Ce qui est important sur le plan technique Nous avons conçu ce séchoir à chaleur uniforme en nous basant sur un seul critère : une uniformité de température de ±0,1 °C sur toute la surface de la wafer. Le chauffage utilise des ondes infrarouges à courte longueur d’onde, ce qui permet une réponse rapide et localisée. Ainsi, les excès de température restent maîtrisés, sans avoir besoin de corrections ultérieures. Dans les salles propres de classe 1–100, la géométrie de la chambre et le flux d’air sont conçus pour minimiser les turbulences et éviter l’introduction de particules. Ainsi, aucune particule n’est générée pendant les étapes de séchage. La reproductibilité est assurée grâce à un système de contrôle en boucle fermée, avec des capteurs calibrés. Le même profil thermique est donc obtenu à chaque cycle.
Pourquoi cela fonctionne en lithographie En lithographie, le séchoir n’est pas un élément secondaire : il fait partie intégrante du processus de gravure. Une bonne uniformité de température permet de stabiliser l’épaisseur du photorésiste et de garantir une extraction efficace des solvants. Cela améliore le contrôle des dimensions critiques et réduit les besoins en retraitement. La conception adaptée aux salles propres, combinée à l’absence totale de particules, protège la reticle et la surface de la wafer, ce qui limite l’apparition de défauts. En conséquence, on observe moins de variations de température, des temps de cycle prévisibles, et une productivité stable. De plus, la consommation d’énergie diminue, grâce à une montée en température rapide et à des pertes minimales en mode veille.

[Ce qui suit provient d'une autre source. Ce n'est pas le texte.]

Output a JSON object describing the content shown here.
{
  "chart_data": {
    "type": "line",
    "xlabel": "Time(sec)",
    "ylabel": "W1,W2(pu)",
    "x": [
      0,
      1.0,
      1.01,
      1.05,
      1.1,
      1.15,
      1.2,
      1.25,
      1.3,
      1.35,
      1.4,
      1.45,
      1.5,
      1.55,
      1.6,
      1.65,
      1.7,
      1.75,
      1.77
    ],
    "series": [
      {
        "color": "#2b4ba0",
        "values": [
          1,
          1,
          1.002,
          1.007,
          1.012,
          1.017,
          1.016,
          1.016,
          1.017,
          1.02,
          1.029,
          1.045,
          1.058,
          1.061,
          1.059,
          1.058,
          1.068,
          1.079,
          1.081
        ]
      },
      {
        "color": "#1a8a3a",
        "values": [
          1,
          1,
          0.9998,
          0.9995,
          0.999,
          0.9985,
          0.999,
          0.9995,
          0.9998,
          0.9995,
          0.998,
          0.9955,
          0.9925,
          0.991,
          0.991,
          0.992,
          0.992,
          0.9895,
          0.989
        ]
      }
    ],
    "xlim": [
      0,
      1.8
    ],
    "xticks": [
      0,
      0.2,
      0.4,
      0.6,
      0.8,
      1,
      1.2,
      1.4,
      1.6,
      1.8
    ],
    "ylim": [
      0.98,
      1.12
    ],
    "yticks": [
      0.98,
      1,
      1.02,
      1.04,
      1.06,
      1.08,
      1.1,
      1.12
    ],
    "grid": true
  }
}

À retenir L’appareil est conçu pour fonctionner 24/7, mais il nécessite malgré tout une alimentation électrique propre et sèche, ainsi qu’une tension stable, afin que le système de contrôle reste précis. Il est donc important de planifier l’installation en tenant compte de l’accès aux pièces et du circuit d’évacuation des gaz. Il est possible de le connecter à un réseau existant, mais il faut recalculer le profil thermique pour chaque type de photorésiste : différents matériaux réagissent différemment, même lorsque la température reste dans les limites autorisées.